Fünf Milliarden Dollar
Philips kauft Aktien zurück

Der niederländische Elektronik-Konzern Philips plant umfangreiche Aktienrückkäufe. Hintergrund ist eine Änderung des nioederländischen Steuergesetzes: Demnach können niederländische Firmen fortan größere Summen für Aktienrückkaufe von der Steuer absetzen.

HB AMSTERDAM. Der niederländische Elektronik-Konzern Philips hat ein neues Aktienrückkaufprogramm im Volumen von fünf Mrd. Euro angekündigt. Das Vorhaben solle ab dem 2. Januar umgesetzt werden, teilte das Unternehmen am Mittwoch mit.
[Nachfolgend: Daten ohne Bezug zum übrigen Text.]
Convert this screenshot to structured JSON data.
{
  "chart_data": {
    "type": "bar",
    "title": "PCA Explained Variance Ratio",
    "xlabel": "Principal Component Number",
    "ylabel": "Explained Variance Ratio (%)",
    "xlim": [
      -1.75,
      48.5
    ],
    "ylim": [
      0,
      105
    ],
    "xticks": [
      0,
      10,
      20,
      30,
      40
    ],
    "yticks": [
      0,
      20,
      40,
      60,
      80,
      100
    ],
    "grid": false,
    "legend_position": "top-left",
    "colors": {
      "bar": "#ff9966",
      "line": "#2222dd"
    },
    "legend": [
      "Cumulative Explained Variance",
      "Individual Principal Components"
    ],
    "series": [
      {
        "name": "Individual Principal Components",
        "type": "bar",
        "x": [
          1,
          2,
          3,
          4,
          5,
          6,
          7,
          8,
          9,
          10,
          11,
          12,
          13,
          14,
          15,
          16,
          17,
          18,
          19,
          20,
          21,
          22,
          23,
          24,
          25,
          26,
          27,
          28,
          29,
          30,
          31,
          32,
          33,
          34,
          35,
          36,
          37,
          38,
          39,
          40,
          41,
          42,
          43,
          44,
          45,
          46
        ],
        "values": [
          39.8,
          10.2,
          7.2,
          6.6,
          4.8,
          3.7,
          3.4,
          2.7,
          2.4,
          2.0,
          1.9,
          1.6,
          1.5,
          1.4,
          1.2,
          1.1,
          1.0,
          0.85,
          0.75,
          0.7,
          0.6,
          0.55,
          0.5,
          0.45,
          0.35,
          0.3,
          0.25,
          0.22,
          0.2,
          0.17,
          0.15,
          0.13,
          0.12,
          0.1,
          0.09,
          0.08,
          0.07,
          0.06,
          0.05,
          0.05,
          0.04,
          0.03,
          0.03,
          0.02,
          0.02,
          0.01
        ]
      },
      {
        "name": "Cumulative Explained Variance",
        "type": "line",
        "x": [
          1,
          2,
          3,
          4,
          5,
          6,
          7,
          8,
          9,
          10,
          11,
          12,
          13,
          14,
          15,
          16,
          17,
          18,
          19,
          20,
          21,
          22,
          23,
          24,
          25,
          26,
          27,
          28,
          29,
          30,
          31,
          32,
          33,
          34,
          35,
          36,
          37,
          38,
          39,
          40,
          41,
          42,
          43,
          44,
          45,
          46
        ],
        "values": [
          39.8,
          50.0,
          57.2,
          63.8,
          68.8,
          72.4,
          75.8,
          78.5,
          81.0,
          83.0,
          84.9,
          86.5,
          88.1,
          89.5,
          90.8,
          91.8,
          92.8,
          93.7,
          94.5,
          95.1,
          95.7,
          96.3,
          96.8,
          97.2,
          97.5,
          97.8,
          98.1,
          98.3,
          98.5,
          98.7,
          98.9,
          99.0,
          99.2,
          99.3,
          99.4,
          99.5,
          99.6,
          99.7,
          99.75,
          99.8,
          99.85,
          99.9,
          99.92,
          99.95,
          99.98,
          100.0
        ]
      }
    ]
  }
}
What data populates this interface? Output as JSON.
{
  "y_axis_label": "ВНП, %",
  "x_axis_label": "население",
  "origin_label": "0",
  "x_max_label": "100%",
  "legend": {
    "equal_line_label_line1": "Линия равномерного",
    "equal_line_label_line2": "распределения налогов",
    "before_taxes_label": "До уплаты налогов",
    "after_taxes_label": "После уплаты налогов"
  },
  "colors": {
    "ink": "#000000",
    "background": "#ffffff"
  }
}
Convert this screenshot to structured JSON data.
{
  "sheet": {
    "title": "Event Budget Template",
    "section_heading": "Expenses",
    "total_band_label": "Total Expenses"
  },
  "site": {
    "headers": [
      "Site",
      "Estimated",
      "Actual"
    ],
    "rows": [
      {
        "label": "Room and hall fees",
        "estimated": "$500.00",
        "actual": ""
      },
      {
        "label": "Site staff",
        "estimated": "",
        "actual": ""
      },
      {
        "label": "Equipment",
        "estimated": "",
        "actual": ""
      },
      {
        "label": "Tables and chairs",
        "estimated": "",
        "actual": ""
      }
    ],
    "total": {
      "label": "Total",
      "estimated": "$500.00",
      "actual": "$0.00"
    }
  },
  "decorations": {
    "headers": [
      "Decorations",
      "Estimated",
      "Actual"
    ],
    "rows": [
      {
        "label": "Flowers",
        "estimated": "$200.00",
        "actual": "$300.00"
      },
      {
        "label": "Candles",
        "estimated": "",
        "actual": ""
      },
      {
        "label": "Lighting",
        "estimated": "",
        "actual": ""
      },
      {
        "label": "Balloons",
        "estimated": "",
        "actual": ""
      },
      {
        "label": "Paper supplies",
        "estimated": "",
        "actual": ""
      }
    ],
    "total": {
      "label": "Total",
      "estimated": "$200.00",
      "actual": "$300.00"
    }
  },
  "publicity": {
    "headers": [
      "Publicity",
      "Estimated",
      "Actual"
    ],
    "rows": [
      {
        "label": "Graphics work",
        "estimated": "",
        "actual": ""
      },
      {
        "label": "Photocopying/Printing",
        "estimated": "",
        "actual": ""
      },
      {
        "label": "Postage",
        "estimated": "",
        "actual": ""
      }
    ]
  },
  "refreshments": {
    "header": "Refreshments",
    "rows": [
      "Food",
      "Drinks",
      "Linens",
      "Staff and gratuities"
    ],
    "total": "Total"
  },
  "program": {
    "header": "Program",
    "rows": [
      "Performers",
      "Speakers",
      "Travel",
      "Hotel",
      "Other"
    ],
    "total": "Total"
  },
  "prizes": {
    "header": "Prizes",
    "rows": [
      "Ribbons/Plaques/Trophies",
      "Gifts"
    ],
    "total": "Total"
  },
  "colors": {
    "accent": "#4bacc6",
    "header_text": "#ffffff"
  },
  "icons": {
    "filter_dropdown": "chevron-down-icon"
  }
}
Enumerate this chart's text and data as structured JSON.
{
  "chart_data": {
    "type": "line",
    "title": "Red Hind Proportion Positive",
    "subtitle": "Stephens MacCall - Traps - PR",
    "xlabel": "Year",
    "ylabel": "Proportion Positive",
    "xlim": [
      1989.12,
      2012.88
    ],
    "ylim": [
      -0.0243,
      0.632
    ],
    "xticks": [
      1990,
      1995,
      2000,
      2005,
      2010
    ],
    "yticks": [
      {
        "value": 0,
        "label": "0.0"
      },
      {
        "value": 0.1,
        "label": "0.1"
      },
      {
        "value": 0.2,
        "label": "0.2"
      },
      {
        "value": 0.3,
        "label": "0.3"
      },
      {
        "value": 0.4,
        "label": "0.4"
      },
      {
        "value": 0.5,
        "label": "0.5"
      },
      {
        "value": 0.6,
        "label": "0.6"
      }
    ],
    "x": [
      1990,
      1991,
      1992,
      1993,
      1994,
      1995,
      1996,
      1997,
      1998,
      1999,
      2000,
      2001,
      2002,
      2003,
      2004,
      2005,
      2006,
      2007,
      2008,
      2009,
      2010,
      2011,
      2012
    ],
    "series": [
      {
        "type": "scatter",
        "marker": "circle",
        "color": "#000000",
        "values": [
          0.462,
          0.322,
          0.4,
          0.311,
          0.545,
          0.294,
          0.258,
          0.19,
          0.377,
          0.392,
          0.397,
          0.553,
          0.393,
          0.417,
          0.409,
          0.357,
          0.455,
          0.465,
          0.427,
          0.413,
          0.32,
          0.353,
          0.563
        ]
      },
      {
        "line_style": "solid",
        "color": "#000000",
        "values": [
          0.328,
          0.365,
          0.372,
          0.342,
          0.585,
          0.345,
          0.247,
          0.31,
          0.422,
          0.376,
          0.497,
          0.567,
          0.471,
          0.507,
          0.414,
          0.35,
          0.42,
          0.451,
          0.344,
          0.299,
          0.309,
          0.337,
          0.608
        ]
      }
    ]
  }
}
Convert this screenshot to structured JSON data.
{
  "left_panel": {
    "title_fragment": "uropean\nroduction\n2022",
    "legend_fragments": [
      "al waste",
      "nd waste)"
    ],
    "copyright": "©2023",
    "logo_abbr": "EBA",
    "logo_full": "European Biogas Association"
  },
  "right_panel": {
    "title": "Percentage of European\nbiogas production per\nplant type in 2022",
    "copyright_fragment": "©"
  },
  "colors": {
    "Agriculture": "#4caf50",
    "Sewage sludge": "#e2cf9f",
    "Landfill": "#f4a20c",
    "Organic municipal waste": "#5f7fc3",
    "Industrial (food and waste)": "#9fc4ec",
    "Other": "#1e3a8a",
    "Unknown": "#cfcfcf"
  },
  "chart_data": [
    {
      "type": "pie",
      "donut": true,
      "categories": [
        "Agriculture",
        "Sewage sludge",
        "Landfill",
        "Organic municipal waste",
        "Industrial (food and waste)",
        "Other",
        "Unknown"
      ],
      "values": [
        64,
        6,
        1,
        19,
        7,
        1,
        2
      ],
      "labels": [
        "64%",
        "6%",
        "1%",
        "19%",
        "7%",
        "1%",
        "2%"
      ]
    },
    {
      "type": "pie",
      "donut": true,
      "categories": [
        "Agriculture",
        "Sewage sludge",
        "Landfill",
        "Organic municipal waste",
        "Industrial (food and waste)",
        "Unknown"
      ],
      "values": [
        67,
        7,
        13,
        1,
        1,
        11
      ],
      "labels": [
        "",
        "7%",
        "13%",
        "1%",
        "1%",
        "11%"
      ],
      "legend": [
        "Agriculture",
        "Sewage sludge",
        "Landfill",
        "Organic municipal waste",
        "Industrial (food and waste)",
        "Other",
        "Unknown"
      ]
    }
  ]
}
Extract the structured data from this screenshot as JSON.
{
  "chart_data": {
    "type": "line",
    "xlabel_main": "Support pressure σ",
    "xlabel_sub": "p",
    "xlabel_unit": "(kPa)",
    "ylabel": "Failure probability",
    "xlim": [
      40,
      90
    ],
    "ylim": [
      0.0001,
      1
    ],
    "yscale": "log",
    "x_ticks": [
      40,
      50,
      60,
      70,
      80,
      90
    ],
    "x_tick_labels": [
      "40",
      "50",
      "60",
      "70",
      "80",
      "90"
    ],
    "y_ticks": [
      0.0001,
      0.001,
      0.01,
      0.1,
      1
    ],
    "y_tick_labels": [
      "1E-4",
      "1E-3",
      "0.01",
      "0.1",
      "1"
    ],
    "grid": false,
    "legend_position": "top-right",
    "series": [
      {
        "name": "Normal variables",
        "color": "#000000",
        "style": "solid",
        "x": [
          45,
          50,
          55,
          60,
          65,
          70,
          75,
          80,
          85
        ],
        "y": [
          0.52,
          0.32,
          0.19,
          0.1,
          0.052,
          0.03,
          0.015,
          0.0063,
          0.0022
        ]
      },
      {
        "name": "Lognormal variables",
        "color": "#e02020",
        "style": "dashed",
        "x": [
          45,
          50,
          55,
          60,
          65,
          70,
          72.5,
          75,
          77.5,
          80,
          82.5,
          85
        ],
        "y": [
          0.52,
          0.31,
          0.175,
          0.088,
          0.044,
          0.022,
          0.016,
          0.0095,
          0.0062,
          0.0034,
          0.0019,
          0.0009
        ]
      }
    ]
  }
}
Der Schritt folgte nur wenige Stunden auf die Annahme eines neuen Steuerrechts im Parlament. Demnach können niederländische Firmen fortan größere Summen für Aktienrückkaufe von der Steuer absetzen. Analysten zeigten sich vom Umfang des Aktienrückkaufprogramms positiv überrascht. Die Philips -Aktie legte im Vormittagshandel mehr als 2,5 Prozent zu.

Seit 2005 hat Philips bereits eigene Akien im Wert von 5,2 Mrd. Euro zurückgekauft und die Übernahmen anderer Firmen im Wert von 6,5 Mrd. Euro umgesetzt beziehungsweise eingefädelt. Das Unternehmen hat sich im vergangenen Jahr von seiner Halbleiter-Sparte getrennt und will sich künftig auf sein Geschäft mit Verbraucher-Elektronik und Medizintechnik konzentrieren. Vor kurzem bekundeten zwei Hedge Fonds aus den USA Interesse an dem Unternehmen.